W moim ogródeczku różyczka......wciąż rosnie....... 26 Mar 2015 21:00 #352843

  • sierika
  • sierika's Avatar
  • Offline
  • Platinum Boarder
  • Natury nie oszukasz,czyli moje dojrzewanie do eko
  • Posty: 4104
  • Otrzymane dziękuję: 4954
Majka, mam w nosie pesel.....wtorek i środę spędziłam na grabieniu kolek i wycince uschniętych gałęzi w 4 rewirach sosnowo-świerkowych......przy wydatnej pomocy syna,który co tylko zjechał na święta :rotfl1: , ja grabiłam i ładowałam na taki a on woził, jeden kurs w obie strony to 200m. Woził 5 godzin nie obijając się.......a wczoraj unicestwialiśmy tę górę... :jeez: , posadziłam tez dzisiaj dalie w donice....wyszedł cały parapet i trochę....... :rotfl1: ,jutro ruszam do siania warzywek i .....robót innych :happy: .

Marta, miedzy 3,5 a 4.......boje się ruszać te ciemierniki, chyba trzeba dać im przekwitnąć.... :think: , te,które szykuję do przesadzenia zarosły pod krzewami i muszę wydostać je na świat.......czytałam tak dawno, że zdążyłam zapomnieć :club2:

W moim ogródeczku różyczka......wciąż rosnie....... 26 Mar 2015 21:08 #352847

  • jagoda5214
  • jagoda5214's Avatar
  • Offline
  • Platinum Boarder
  • Posty: 2725
  • Otrzymane dziękuję: 504
Okryta Araukaria wygląda na maleństwo ;) .Mój brat też się z nią cacka .Ja już nie kupuję roślin ,które trzeba opatulać ,a czasem i to nie pomaga .Ogródkowanie ma być przyjemnością, a nie stresem .Dobrze ,ze miałaś pomocnika w taczkowaniu inaczej nie wyrobiłabyś się .Każda roślina raczej po kwitnieniu nadaje się do przesadzenia
Gorąco wszystkich pozdrawiam
Jadzia
Moja oaza wśród Familoków
moja-oaza-wsrod-familokow-cz-2

W moim ogródeczku różyczka......wciąż rosnie....... 03 Kwi 2015 11:39 #354986

  • Roma
  • Roma's Avatar
Ewo-Twoje podejście do Peselu jest jak najbardziej prawidłowe,kto to widział przejmować się czymś czego nie mamy od urodzenia,przenajmniej ja pamiętam jak mi go przypisali i nikt mnie o zgodę nie pytał,więc i ja nie bętę traktować go poważnie :P
Za chwilę też idę do ogródka bo wreszcie świeci słońce.

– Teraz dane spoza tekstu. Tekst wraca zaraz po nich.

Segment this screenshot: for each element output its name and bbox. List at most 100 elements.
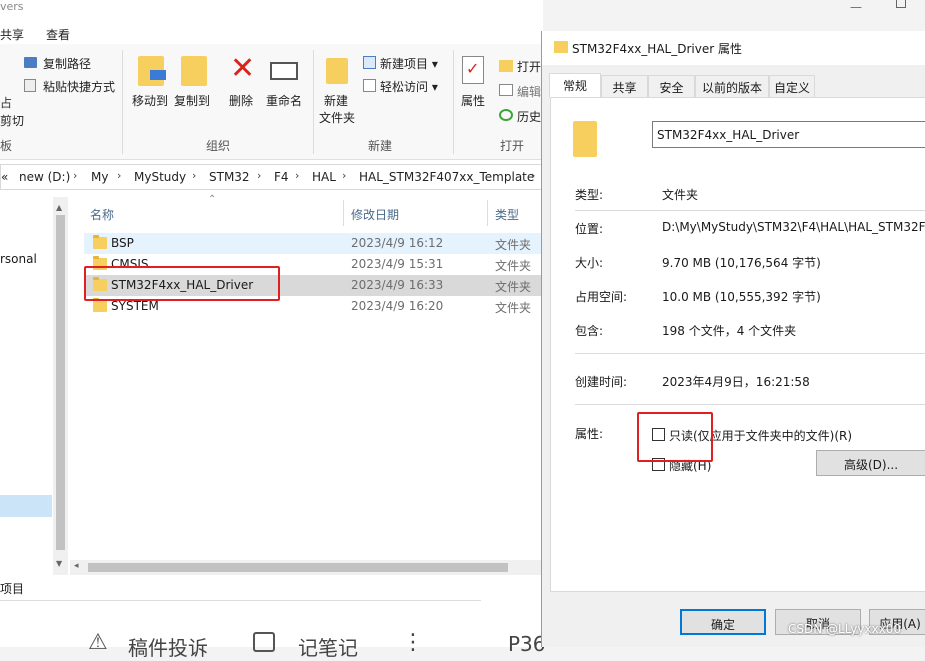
- nav-item-fragment[interactable]: rsonal: [0, 252, 37, 266]
- cut-button-fragment[interactable]: 剪切: [0, 112, 24, 129]
- column-header-type[interactable]: 类型: [495, 206, 519, 223]
- dialog-title: STM32F4xx_HAL_Driver 属性: [572, 42, 742, 56]
- new-folder-button[interactable]: 新建: [324, 92, 348, 109]
- breadcrumb-chevron-icon[interactable]: ›: [117, 169, 121, 182]
- advanced-button[interactable]: 高级(D)...: [816, 450, 925, 476]
- divider: [575, 210, 925, 211]
- horizontal-scrollbar[interactable]: ◂: [70, 560, 543, 575]
- maximize-icon[interactable]: [896, 0, 906, 8]
- general-tab-panel: STM32F4xx_HAL_Driver 类型: 文件夹 位置: D:\My\M…: [550, 97, 925, 592]
- history-icon: [499, 109, 513, 121]
- history-button[interactable]: 历史: [517, 108, 541, 125]
- breadcrumb-chevron-icon[interactable]: ›: [192, 169, 196, 182]
- status-bar-item-count: 项目: [0, 582, 25, 596]
- tab-security-label: 安全: [659, 81, 684, 95]
- column-header-name[interactable]: 名称: [90, 206, 114, 223]
- copy-path-icon: [24, 57, 37, 68]
- navigation-pane: rsonal ▲ ▼: [0, 197, 70, 575]
- open-icon: [499, 60, 513, 72]
- new-group-label: 新建: [368, 139, 393, 153]
- address-bar[interactable]: « new (D:) › My › MyStudy › STM32 › F4 ›…: [0, 164, 543, 190]
- divider: [575, 353, 925, 354]
- delete-button[interactable]: 删除: [229, 92, 253, 109]
- report-icon: ⚠: [88, 630, 108, 655]
- tab-sharing-label: 共享: [612, 81, 637, 95]
- folder-name-input[interactable]: STM32F4xx_HAL_Driver: [652, 121, 925, 148]
- easy-access-label: 轻松访问: [380, 80, 429, 94]
- copy-to-icon: [181, 56, 207, 86]
- window-title-fragment: vers: [0, 0, 24, 13]
- file-row[interactable]: BSP 2023/4/9 16:12 文件夹: [84, 233, 543, 254]
- rename-button[interactable]: 重命名: [266, 92, 302, 109]
- created-label: 创建时间:: [575, 375, 628, 389]
- breadcrumb-f4[interactable]: F4: [274, 170, 289, 184]
- breadcrumb-stm32[interactable]: STM32: [209, 170, 250, 184]
- file-type: 文件夹: [495, 280, 532, 294]
- file-modified: 2023/4/9 16:12: [351, 236, 444, 250]
- type-label: 类型:: [575, 188, 604, 202]
- tab-security[interactable]: 安全: [648, 75, 695, 97]
- breadcrumb-chevron-icon[interactable]: ›: [342, 169, 346, 182]
- scroll-left-icon[interactable]: ◂: [74, 561, 79, 571]
- breadcrumb-my[interactable]: My: [91, 170, 108, 184]
- horizontal-scrollbar-thumb[interactable]: [88, 563, 508, 572]
- divider: [575, 404, 925, 405]
- dialog-titlebar[interactable]: STM32F4xx_HAL_Driver 属性: [542, 31, 925, 65]
- page-indicator: P36: [508, 632, 546, 656]
- easy-access-icon: [363, 79, 376, 92]
- organize-group-label: 组织: [206, 139, 231, 153]
- nav-scrollbar-thumb[interactable]: [56, 215, 65, 550]
- new-item-icon: [363, 56, 376, 69]
- scroll-down-icon[interactable]: ▼: [56, 559, 62, 568]
- background-page: ⚠ 稿件投诉 记笔记 ⋮ P36: [0, 600, 546, 660]
- folder-icon: [93, 298, 107, 312]
- move-to-button[interactable]: 移动到: [132, 92, 168, 109]
- new-item-button[interactable]: 新建项目 ▾: [380, 55, 438, 72]
- tab-view[interactable]: 查看: [46, 26, 70, 43]
- contains-value: 198 个文件，4 个文件夹: [662, 324, 797, 338]
- column-header-modified[interactable]: 修改日期: [351, 206, 399, 223]
- breadcrumb-hal[interactable]: HAL: [312, 170, 336, 184]
- column-divider[interactable]: [487, 200, 488, 226]
- copy-to-button[interactable]: 复制到: [174, 92, 210, 109]
- file-explorer-window: vers 共享 查看 复制路径 粘贴快捷方式 占 剪切 板 移动到 复制到 ✕ …: [0, 0, 543, 600]
- nav-scrollbar[interactable]: ▲ ▼: [53, 197, 68, 575]
- breadcrumb-overflow-icon[interactable]: «: [1, 170, 8, 184]
- file-type: 文件夹: [495, 301, 532, 315]
- open-button[interactable]: 打开: [517, 58, 541, 75]
- ribbon-separator: [453, 50, 454, 154]
- paste-shortcut-button[interactable]: 粘贴快捷方式: [43, 78, 115, 95]
- scroll-up-icon[interactable]: ▲: [56, 203, 62, 212]
- clipboard-fragment-mark: 占: [0, 96, 13, 110]
- minimize-icon[interactable]: —: [850, 0, 862, 14]
- breadcrumb-chevron-icon[interactable]: ›: [295, 169, 299, 182]
- file-modified: 2023/4/9 15:31: [351, 257, 444, 271]
- breadcrumb-mystudy[interactable]: MyStudy: [134, 170, 186, 184]
- tab-general[interactable]: 常规: [549, 73, 601, 97]
- rename-icon: [270, 62, 298, 80]
- tab-sharing[interactable]: 共享: [601, 75, 648, 97]
- tab-previous-versions[interactable]: 以前的版本: [695, 75, 769, 97]
- new-folder-label-1: 新建: [324, 94, 349, 108]
- copy-path-button[interactable]: 复制路径: [43, 55, 91, 72]
- ok-button[interactable]: 确定: [680, 609, 766, 635]
- breadcrumb-chevron-icon[interactable]: ›: [531, 169, 535, 182]
- breadcrumb-drive[interactable]: new (D:): [19, 170, 70, 184]
- sort-ascending-icon: ⌃: [208, 194, 217, 205]
- tab-customize[interactable]: 自定义: [769, 75, 815, 97]
- breadcrumb-chevron-icon[interactable]: ›: [257, 169, 261, 182]
- more-icon[interactable]: ⋮: [402, 630, 424, 655]
- clipboard-group-label: 板: [0, 139, 13, 153]
- breadcrumb-chevron-icon[interactable]: ›: [73, 169, 77, 182]
- file-name: SYSTEM: [111, 299, 159, 313]
- disk-size-value: 10.0 MB (10,555,392 字节): [662, 290, 821, 304]
- column-divider[interactable]: [343, 200, 344, 226]
- tab-general-label: 常规: [562, 79, 587, 93]
- nav-item-selected[interactable]: [0, 495, 52, 517]
- breadcrumb-template[interactable]: HAL_STM32F407xx_Template: [359, 170, 534, 184]
- edit-icon: [499, 84, 513, 96]
- tab-share[interactable]: 共享: [0, 26, 24, 43]
- properties-button[interactable]: 属性: [461, 92, 485, 109]
- edit-button[interactable]: 编辑: [517, 83, 541, 100]
- easy-access-button[interactable]: 轻松访问 ▾: [380, 78, 438, 95]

W moim ogródeczku różyczka......wciąż rosnie....... 03 Kwi 2015 21:12 #355095

  • sierika
  • sierika's Avatar
  • Offline
  • Platinum Boarder
  • Natury nie oszukasz,czyli moje dojrzewanie do eko
  • Posty: 4104
  • Otrzymane dziękuję: 4954
Jadziu, czasem same fundujemy sobie stresy sadząc nie to co trzeba..... :happy: , tylko to co się podoba....skutki są jakie są.

Romciu, co tam pesel...pogoda ducha liczy się.....wyjść dzisiaj nie dało się aby cokolwiek zrobić ale przesadziłam trochę rozsady do większych pojemników, czyli dzień zaliczony.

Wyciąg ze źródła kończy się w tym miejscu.